In short, my generation was a necessary change agent that called out for America to fully live up to its ideals. Yet for this, we are frequently pilloried. Perhaps our children are not as morally grounded as our parents were, but at least they are not Stepford children. Our lives may feel much more complex than our parents’, but they have the potential to be much richer and more expansive lives too. I still embrace most of these values. Respect for my planet has become integrated into all my life’s actions, from recycling, to avoiding dangerous fertilizers, to driving a hybrid, to having only one child. Because of the positive values of my generation, I am not head of the house. My wife and I are equal partners. I was as likely to give our daughter a meal or change her poopy diapers as my wife. Unlike my parent’s generation, our friends include openly gay and lesbian people. I am grateful to have them in my life, and shudder to think about how less rich our lives would be without them.

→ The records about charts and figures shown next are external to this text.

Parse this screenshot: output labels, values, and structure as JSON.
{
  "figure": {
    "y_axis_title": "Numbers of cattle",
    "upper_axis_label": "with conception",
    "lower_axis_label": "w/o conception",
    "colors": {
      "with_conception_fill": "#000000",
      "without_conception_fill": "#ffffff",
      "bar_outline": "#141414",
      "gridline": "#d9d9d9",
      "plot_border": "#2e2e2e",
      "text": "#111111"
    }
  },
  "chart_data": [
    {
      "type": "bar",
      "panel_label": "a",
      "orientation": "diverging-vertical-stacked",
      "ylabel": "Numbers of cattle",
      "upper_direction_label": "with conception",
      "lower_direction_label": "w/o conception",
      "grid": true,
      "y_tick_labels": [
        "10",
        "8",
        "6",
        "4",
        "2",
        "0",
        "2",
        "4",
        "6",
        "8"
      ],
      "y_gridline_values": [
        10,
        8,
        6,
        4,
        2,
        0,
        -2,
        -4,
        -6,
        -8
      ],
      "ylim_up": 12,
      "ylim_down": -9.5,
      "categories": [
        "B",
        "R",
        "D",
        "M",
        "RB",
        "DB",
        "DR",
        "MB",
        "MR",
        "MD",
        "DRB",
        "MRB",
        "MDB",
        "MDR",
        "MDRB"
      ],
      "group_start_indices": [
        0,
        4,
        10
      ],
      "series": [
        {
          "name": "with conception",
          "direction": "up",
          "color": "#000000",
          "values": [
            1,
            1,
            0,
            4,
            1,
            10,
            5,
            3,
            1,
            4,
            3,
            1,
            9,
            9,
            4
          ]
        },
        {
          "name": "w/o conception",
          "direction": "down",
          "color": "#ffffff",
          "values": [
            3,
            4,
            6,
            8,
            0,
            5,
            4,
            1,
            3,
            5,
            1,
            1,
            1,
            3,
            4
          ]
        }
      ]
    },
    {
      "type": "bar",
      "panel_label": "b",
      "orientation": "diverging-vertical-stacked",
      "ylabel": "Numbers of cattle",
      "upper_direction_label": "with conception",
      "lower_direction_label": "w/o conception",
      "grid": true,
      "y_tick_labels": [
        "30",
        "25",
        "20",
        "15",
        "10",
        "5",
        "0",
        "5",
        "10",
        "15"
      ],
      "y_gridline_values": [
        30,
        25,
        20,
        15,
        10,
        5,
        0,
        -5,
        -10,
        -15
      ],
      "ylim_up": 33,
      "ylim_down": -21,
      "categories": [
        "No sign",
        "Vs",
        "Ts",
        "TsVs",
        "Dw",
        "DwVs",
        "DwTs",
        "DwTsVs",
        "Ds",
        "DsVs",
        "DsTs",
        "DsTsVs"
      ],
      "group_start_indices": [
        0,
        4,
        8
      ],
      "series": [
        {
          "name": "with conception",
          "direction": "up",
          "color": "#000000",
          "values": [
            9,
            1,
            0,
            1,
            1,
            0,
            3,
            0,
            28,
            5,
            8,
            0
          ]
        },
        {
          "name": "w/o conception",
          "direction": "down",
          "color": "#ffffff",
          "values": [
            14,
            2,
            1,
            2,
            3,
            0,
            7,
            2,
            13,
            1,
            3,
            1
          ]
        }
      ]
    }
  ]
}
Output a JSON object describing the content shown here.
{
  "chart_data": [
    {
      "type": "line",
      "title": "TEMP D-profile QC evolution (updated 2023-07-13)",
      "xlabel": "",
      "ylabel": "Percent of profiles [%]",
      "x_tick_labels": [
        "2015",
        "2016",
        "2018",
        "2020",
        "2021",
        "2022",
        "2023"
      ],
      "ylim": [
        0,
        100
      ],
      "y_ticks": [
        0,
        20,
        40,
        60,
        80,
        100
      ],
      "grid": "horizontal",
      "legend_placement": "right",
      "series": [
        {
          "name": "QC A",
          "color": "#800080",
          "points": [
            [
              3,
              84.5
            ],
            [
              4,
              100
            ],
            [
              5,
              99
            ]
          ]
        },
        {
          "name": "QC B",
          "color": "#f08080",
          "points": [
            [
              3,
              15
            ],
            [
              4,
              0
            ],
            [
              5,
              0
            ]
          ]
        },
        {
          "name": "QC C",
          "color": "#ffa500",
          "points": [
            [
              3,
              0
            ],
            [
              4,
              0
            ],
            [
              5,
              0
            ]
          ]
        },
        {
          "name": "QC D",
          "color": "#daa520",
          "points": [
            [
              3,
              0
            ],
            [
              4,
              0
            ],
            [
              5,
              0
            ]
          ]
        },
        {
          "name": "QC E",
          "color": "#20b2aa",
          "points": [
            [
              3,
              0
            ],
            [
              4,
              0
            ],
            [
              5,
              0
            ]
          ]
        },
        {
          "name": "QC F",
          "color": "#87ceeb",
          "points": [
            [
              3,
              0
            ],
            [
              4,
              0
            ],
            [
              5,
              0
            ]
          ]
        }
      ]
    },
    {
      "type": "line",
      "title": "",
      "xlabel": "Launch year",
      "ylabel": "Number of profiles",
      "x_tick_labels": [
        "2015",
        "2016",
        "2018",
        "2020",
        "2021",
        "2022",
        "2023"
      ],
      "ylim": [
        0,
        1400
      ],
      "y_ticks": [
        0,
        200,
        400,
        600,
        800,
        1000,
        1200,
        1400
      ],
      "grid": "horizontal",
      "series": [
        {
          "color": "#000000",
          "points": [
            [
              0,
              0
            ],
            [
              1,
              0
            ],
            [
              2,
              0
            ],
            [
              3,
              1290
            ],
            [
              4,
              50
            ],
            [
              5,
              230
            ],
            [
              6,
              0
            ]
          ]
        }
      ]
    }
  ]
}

For us, living the American dream is not about a owning a mini-Monticello in the suburbs with a couple SUVs in the driveway. It is about taking delight in the rich diversity of people and cultures around us while being open to new ideas and exploring new paths of thought and action. I understand and am grateful to my parent’s generation for ensuring that we did not grow up in a tyranny. However, in some ways their sacrifice would have been in vain if their children had not leveraged their hard work so that America could more closely model its stated values. My generation’s accomplishment, as Steinhorn alludes, was to make a giant step toward fully enabling this dream. It was not a perfect realization. I am hopeful though that Generations X and Y will note that while our work is not yet fully accomplished, they will exercise their energy to keep moving humanity forward.